Dopamine (DA) modulates motor function and behavioral plasticity across phylogeny including in C. elegans. The presynaptic DA transporter (DAT) exerts powerful control over DA signaling in terminating DA signaling and limiting DA spillover to extrasynaptic DA receptors. In C. elegans, loss of function
dat-1 mutations results in a hyperdopaminergic paralytic phenotype expressed when worms are placed in water termed Swimming-induced paralysis (Swip). Using Swip as the basis for a forward genetic screen to identify novel regulators of DA signaling, we identified an as yet uncharacterized gene that we designate as
swip-13. Swip-13 mutants display paralysis that is reversed by the VMAT inhibitor reserpine as well as by genetic loss of DA biosynthesis (
cat-2), vesicular packaging (
cat-1) and D2 type DA receptor signaling (
dop-3). Additionally, we find that
swip-13 mutations result in significantly reduced sensitivity to the neurotoxic
dat-1 substrate 6-OHDA, suggesting a possible role for
swip-13 in sustaining DAT-1 protein expression, surface trafficking and/or DA transport activity. Importantly, DA neuron-specific expression of the wild-type
swip-13 gene restores normal swimming behavior in
swip-13 mutants, supporting cell autonomous modulation of DA signaling. Functional, GFP-tagged
swip-13 protein localizes to DA terminals, consistent with a presynaptic contribution to DA signaling.
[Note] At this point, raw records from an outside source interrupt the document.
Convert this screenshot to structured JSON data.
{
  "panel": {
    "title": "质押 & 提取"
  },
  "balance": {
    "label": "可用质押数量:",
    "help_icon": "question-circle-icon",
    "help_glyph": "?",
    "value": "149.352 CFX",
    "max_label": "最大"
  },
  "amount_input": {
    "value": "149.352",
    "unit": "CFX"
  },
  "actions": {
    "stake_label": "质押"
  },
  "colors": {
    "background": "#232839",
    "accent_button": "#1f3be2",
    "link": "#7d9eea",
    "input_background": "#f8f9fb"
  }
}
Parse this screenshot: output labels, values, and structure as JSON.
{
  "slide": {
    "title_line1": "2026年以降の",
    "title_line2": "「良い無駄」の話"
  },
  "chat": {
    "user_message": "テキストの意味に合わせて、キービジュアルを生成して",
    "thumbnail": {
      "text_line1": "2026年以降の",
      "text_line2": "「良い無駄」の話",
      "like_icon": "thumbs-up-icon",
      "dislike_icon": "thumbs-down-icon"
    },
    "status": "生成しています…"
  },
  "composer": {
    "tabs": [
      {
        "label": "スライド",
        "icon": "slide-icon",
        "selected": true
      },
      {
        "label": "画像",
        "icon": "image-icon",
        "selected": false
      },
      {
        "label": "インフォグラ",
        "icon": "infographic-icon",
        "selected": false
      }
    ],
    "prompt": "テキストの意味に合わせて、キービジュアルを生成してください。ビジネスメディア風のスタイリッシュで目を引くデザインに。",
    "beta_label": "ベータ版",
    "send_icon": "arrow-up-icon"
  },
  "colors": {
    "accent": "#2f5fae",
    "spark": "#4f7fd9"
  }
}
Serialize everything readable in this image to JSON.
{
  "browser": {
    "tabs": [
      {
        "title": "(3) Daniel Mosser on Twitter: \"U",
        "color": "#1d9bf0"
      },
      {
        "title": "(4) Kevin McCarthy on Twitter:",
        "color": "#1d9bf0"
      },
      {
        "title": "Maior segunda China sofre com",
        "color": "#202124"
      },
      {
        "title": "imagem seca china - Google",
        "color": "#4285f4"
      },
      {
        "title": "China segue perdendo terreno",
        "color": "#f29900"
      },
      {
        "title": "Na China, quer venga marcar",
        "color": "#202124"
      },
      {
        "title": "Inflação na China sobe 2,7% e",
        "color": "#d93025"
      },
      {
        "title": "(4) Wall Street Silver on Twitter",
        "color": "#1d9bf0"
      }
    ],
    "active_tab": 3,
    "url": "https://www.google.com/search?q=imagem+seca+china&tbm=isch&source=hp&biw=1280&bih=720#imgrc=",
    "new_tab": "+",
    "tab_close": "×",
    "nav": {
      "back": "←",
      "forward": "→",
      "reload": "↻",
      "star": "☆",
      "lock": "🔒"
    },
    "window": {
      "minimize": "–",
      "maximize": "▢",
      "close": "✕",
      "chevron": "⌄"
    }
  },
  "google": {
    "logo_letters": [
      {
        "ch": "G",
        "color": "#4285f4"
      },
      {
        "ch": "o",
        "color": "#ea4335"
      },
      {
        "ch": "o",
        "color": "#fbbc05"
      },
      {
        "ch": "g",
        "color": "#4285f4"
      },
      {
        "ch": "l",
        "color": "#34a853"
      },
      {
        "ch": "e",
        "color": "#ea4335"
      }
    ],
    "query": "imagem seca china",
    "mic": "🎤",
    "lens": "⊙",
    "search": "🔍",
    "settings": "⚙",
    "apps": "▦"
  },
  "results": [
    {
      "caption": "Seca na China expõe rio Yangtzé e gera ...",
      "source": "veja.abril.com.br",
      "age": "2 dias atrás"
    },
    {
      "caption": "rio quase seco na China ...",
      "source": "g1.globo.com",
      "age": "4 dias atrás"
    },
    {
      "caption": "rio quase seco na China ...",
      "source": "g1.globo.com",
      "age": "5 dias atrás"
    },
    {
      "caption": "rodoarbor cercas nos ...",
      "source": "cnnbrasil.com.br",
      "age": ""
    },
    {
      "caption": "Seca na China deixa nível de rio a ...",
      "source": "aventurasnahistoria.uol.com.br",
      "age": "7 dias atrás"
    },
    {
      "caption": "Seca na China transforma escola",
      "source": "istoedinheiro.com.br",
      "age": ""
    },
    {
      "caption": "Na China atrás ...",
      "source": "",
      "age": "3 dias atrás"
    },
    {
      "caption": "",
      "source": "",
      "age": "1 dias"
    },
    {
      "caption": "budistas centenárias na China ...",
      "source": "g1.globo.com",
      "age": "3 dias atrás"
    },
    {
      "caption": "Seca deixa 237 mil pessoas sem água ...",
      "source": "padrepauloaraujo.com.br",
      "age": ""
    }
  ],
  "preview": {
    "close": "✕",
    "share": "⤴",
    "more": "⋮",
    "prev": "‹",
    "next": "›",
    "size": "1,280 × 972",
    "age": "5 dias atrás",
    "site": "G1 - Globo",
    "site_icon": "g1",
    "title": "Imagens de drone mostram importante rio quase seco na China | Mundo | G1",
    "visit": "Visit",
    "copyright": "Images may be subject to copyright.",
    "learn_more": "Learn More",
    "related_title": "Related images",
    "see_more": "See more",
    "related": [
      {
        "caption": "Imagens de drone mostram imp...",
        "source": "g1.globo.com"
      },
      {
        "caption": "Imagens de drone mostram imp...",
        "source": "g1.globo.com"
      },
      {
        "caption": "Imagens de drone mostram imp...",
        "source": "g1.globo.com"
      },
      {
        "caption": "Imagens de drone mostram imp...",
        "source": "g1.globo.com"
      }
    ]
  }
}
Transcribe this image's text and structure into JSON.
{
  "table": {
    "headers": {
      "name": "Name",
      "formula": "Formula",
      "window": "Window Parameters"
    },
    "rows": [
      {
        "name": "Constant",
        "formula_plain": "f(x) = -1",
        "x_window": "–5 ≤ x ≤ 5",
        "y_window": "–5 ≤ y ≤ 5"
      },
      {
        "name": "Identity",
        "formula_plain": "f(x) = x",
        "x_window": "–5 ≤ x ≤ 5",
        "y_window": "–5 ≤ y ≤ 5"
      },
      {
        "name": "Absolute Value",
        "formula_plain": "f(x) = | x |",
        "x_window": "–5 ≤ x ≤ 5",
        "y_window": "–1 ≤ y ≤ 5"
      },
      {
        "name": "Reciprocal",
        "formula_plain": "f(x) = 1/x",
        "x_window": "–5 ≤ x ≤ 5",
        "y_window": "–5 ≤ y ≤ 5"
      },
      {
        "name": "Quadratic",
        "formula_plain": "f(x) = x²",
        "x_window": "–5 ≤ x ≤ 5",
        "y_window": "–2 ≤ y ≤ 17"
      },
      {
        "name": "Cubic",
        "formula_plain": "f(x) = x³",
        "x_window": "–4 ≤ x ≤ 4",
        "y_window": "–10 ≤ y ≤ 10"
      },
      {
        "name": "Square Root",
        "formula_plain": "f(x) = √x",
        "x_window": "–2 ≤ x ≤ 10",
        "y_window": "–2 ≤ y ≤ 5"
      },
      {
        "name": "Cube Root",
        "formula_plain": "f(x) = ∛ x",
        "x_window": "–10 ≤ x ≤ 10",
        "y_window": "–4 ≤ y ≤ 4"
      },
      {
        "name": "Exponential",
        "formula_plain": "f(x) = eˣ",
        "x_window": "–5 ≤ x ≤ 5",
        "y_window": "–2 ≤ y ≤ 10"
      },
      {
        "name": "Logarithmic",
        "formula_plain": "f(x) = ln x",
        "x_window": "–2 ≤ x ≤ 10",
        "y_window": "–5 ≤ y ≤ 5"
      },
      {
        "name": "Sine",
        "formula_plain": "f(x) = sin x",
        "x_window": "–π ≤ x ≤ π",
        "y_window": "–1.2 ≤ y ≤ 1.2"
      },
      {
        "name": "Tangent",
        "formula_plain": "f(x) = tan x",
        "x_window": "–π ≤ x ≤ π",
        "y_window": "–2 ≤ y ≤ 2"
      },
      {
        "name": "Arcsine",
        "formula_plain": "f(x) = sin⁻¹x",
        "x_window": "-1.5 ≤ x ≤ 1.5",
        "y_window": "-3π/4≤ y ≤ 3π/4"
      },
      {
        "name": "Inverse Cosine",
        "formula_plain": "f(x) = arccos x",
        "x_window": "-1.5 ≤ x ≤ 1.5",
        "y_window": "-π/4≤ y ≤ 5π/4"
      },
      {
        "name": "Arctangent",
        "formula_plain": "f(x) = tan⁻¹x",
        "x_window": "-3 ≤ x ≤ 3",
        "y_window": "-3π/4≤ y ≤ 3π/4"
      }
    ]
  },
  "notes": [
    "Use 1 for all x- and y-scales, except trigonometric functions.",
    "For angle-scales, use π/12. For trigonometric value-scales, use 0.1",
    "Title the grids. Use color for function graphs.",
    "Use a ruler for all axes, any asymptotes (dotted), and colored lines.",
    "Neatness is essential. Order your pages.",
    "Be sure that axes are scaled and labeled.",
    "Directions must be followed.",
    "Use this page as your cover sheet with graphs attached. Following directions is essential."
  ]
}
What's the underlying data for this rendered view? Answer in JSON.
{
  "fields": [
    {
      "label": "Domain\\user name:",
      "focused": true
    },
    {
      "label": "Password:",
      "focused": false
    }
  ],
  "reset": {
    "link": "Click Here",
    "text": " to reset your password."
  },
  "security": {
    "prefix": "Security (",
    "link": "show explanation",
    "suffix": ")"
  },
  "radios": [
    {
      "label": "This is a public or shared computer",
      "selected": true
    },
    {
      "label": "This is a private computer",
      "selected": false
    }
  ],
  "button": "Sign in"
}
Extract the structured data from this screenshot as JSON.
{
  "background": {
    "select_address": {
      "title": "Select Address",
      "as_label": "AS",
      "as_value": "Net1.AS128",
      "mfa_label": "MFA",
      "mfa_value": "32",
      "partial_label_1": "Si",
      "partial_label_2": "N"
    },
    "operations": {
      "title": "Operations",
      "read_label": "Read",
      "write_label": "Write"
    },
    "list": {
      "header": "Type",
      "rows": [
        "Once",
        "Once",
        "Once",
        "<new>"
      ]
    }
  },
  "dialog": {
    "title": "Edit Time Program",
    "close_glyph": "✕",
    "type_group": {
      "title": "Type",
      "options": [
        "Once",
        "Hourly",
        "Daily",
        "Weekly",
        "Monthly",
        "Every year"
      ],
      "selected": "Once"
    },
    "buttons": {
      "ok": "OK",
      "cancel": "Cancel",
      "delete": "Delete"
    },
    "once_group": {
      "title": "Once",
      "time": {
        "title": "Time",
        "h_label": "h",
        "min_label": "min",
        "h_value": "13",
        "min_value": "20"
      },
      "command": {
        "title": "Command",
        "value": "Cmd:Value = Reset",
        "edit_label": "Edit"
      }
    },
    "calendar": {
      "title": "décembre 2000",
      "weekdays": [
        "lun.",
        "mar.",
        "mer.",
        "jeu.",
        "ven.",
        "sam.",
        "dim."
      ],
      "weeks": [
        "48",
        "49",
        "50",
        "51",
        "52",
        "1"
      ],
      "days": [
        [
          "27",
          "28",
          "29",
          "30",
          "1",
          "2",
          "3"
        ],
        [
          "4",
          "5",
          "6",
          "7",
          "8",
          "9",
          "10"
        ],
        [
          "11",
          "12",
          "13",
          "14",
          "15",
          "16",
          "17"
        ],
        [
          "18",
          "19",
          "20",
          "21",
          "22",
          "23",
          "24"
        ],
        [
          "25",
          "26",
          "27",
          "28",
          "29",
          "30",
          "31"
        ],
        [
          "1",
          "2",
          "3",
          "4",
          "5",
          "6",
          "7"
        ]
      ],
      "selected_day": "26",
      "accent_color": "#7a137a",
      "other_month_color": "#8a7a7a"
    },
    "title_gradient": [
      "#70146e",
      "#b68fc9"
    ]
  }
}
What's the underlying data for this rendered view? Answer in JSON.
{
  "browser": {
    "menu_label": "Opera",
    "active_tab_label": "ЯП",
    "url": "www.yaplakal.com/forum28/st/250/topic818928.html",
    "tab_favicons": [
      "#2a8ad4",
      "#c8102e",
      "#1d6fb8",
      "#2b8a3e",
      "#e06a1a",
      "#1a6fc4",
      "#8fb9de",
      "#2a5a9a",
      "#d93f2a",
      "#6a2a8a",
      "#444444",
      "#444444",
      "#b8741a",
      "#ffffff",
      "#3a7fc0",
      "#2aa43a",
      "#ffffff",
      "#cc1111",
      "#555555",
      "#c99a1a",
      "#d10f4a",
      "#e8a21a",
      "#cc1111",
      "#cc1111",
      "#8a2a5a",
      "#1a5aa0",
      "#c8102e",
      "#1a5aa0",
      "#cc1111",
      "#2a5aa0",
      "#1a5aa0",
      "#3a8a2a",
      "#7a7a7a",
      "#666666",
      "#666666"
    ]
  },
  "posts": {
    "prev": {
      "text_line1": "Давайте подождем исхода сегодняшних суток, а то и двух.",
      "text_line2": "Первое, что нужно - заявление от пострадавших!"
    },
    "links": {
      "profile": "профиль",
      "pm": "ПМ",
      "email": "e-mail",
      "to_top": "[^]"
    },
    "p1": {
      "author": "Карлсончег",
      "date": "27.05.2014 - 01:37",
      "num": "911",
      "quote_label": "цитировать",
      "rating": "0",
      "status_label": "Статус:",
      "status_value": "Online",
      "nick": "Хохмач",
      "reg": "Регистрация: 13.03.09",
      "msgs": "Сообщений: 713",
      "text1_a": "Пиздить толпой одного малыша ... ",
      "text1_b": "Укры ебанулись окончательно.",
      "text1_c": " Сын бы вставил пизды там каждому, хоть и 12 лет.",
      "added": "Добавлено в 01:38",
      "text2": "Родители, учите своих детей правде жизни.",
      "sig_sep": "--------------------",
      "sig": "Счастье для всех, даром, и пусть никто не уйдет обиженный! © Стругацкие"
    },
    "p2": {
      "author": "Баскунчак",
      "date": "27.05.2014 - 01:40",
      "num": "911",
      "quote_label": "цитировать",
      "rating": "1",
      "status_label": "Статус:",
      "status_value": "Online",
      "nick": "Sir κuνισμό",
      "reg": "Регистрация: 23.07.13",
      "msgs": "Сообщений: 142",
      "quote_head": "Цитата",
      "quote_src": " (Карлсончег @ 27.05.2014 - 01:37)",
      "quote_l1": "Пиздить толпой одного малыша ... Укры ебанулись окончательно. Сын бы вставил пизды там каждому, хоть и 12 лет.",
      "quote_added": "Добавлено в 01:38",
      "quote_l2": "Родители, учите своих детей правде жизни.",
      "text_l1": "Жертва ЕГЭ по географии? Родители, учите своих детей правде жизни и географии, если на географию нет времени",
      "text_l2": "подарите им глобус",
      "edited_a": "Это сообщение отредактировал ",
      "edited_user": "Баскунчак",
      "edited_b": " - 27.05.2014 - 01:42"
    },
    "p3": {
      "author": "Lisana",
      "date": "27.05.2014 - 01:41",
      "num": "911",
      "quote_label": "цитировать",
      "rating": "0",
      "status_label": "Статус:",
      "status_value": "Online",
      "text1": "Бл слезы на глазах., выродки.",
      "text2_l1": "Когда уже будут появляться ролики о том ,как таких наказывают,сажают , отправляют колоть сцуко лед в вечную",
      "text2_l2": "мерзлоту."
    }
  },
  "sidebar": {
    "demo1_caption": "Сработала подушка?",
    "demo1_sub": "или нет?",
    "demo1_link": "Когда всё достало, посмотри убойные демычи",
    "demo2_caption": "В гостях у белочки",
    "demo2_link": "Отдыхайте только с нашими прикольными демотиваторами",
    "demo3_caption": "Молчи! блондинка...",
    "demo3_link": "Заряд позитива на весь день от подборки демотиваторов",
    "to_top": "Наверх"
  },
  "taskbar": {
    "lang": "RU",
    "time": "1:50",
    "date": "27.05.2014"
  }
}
Using a fluorescence recovery after photobleaching (FRAP) approach to monitor DA neuron synaptic vesicle fusion rates, we found that
swip-13 animals display normal basal vesicle fusion. Epistasis studies indicate that
swip-13 and
dat-1 function in the same pathway, possibly via kinase-modulation of DAT-1 trafficking or function. Sequence analysis indicates that SWIP-13 is orthologous to atypical MAP kinases (ERK8 in humans). Excitingly, human DAT protein expression, surface expression and DA transport activity are increased in DAT-transfected SHSY5Y cells effects lost with transfection of a kinase-dead mutant. Ongoing studies seek to elucidate the mechanism by which SWIP-13/ERK8 regulates nematode and mammalian DAT expression and function with an eye to whether kinase function can be manipulated for potential therapeutic benefit in disorders linked to perturbed DA signaling.